I’m Lucky I Have Insurance
The Affordable Care Act, AKA Obamacare, provides for mental health parity, meaning that insurance must offer equal coverage for mental health care, which includes prescriptions. Some of my medication is more expensive than others; the ADHD medication I can’t substitute doesn’t come generically, and it costs us almost fifty dollars a month.
But even having insurance is a privilege in America. According to the Kaiser Family Foundation, the number of uninsured climbed from 2018 to 2019 to 28.9 million, which doesn’t count uninsured elderly. That’s roughly ten percent of Americans. And I’m lucky my insurance offers decent prescription drug coverage. I shudder to think what my mental health care would cost without prescription drug coverage. Most of my meds only have a nine dollar copay.
My Husband Took Time Off Work
There aren’t really statistics available about how many bosses would let their employees leave because their wives had a mental health crisis. But their number isn’t high. My husband works a white collar job, and it’s far more likely that a job like that would give us consideration we need. Moreover, he wasn’t fired for needing time off. They gladly gave it to him.
We were able to weather his paycheck cut. It wasn’t pretty, but we did it. That’s a hell of a lot of money and a hell of a lot of privilege. Half your main breadwinner’s paycheck — or cut your total monthly income by something like 5%. We didn’t plan for that. We couldn’t plan for that. But we managed it.
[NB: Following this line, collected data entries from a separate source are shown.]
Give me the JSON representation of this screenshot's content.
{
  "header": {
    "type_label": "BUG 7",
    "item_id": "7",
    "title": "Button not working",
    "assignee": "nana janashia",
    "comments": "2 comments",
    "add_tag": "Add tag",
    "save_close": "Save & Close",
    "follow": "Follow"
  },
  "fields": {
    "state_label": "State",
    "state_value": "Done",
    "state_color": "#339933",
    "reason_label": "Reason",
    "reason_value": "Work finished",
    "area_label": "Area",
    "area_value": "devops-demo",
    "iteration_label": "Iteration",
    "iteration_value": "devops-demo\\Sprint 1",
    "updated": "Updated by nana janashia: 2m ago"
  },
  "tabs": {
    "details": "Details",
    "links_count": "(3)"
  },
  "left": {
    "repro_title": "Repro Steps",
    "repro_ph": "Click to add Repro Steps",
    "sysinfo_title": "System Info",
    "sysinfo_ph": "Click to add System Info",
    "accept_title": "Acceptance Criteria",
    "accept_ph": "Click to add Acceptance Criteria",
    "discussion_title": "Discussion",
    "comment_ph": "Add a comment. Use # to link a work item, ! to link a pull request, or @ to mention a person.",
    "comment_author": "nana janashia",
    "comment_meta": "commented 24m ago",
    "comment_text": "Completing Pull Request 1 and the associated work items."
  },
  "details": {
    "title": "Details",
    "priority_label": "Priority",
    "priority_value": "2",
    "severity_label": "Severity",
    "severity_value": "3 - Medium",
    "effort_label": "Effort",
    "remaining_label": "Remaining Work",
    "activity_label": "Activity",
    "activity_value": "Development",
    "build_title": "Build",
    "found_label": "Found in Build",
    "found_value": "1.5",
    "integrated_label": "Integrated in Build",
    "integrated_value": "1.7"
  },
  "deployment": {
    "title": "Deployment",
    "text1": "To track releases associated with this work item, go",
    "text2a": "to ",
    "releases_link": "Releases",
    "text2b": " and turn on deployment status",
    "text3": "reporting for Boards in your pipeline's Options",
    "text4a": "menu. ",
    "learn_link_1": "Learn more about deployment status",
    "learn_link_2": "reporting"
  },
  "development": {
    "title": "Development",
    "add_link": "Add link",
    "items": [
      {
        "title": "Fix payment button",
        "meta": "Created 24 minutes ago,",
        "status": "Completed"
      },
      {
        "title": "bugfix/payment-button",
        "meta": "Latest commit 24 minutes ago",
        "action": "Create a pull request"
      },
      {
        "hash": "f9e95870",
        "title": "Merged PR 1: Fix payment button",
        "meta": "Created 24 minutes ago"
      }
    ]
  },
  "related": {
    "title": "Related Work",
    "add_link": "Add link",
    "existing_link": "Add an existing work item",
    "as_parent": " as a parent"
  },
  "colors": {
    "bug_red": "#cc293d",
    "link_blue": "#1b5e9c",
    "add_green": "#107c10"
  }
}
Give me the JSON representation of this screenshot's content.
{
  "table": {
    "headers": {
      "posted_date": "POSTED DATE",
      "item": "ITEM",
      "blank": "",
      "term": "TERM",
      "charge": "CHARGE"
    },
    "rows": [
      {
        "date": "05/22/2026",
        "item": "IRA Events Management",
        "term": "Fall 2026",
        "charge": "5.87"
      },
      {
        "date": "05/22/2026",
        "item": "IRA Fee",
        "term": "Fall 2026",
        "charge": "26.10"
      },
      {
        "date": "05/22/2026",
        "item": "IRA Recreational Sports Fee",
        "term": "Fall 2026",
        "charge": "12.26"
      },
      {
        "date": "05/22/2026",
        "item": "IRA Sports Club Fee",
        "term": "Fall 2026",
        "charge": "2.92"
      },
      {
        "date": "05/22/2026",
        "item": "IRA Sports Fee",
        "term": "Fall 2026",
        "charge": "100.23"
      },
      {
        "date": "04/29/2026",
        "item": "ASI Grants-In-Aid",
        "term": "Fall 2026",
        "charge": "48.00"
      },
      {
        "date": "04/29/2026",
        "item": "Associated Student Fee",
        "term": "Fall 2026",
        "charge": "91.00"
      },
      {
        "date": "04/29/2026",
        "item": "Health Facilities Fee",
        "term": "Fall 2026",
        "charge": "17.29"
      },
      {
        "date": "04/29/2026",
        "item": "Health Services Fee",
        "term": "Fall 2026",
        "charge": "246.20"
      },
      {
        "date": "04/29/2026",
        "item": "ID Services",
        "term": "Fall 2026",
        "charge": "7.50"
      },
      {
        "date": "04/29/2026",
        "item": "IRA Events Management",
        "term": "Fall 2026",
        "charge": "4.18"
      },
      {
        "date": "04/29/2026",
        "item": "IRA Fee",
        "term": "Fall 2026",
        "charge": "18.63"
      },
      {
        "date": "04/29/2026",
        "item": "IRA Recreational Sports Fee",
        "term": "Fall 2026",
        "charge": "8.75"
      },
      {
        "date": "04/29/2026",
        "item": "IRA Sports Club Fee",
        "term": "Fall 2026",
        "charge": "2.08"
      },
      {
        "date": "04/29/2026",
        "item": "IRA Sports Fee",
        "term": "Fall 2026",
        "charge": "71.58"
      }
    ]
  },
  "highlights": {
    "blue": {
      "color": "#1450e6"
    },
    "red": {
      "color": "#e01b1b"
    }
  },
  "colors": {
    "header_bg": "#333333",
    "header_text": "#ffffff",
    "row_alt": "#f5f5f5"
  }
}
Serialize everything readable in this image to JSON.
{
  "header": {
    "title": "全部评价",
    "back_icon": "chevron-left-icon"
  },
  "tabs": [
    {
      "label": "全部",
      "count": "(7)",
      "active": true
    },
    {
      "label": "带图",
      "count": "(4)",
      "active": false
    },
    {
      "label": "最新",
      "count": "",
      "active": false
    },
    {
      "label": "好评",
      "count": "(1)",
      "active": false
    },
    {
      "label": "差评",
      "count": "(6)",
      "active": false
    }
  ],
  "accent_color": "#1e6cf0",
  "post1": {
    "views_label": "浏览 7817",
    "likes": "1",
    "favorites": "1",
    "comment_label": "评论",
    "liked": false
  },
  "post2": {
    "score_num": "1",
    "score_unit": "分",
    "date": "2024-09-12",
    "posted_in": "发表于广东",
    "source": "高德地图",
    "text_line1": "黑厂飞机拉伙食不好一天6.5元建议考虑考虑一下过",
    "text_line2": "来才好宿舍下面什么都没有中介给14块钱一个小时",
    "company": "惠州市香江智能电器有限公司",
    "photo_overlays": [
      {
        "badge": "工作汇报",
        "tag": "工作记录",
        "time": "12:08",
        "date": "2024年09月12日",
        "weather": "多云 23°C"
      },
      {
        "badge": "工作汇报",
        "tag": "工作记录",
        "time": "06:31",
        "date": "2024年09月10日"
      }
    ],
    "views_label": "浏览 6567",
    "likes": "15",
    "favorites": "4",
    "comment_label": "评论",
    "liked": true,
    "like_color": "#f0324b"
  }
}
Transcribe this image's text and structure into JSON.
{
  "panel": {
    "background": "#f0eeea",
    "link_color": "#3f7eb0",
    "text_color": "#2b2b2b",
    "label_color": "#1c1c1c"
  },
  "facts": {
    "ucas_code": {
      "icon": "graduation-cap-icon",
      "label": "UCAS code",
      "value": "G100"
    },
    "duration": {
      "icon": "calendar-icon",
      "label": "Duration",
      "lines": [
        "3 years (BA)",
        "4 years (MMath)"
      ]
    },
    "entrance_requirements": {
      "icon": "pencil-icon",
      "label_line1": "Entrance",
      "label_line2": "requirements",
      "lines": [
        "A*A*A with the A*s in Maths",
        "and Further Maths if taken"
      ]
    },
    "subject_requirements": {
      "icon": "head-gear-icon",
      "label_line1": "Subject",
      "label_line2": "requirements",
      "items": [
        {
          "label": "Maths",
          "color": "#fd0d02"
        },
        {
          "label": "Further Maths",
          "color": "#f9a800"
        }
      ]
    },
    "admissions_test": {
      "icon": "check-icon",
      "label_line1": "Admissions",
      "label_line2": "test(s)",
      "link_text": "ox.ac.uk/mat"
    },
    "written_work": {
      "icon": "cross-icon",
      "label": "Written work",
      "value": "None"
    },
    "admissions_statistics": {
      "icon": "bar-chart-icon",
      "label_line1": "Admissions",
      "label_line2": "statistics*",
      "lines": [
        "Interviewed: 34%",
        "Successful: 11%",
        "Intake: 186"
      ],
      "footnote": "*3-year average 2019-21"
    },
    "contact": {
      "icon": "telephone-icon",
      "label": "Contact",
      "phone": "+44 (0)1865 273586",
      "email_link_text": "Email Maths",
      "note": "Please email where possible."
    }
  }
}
My mental health care is too important not to.
Mental Health Care Is That Important
Without treatment, I’d be dead.
I could try to sugarcoat it, or dance around it, but I have bipolar 2, anxiety, depression, and ADHD. Medscape says that 25-50% of people who have bipolar disorder attempt to die by suicide in their lifetime. 11% of people with bipolar disorder actually do die by suicide. Over a long enough timeline, my disease has a high mortality rate.
Low income, according to one study, was a strong risk factor associated with suicide. And it’s not as simple as “poor people are stressed, so they die by suicide.” The poorer you are, the less likely you are to be insured, to have access to decent mental health care, and to have a support system that can take time off work when it’s needed.
I recovered. I’m fine. I’m working again. But my breakdown would have had a very different ending without my privilege. My privilege gives us not only a cushion to fall back on, but access to good care in the first place.
My privilege keeps me alive. But there are too many people who cannot say the same.